Founder & Evaluator Rooted-Growth LLC Lafayette, Colorado, United States
Abstract Information: Hazel Symonette (2009) calls on evaluators to consider one's most effective self-presentation as a key component of ethical practice and inclusive excellence. Keeping culture and context in mind, I aim to share a few humorous and, hopefully, self-deprecating stories of my changing roles and approaches as an evaluator within different contexts over the last 14 years. Each experience teaches something new and holds different emotions. The total open-eyed wonder of an American liberal arts history graduate volunteering to pilot a most significant change evaluation in Phuthaditjhaba, South Africa. Or the joys and challenges posed by COVID and distance, as a more experienced white multinational evaluator in Colorado awarded her first federal evaluation project on self-efficacy programming with a youth empowerment program in Detroit. Take these experiences with a grain of salt; creative license may be involved.

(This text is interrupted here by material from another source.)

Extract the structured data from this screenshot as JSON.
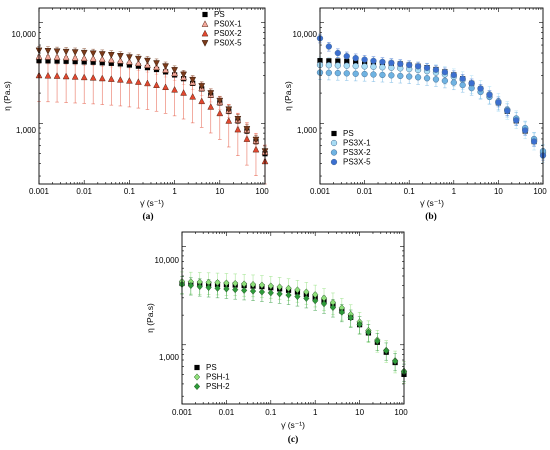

Relevance Statement: Hazel Symonette (2009) calls on evaluators to consider one's most effective self-presentation as a key component of ethical practice and inclusive excellence. Symonette invites evaluators to listen to different voices, considering culture and context. Symonette's encouragement towards more equitable evaluation practices aligns with a core social work framework, the Just Practice (2009) framework, which considers power, history, and context in all interventions. This presentation will include a few evaluation experiences that increased my awareness of self and systems. To meet the requirements of 20 slides in 5 minutes, I plan to tell four one-minute stories from my fourteen years of evaluation experience. Each experience teaches something new and holds different emotions. The total open-eyed wonder of an American liberal arts history graduate volunteering to pilot a most significant change evaluation in Phuthaditjhaba, South Africa. Or the joys and challenges posed by COVID and distance, as a more experienced white multinational evaluator in Colorado awarded her first federal evaluation project to work virtually on self-efficacy programming with mainly Black youths in the Midwest. Take these experiences with a grain of salt; creative license may be involved.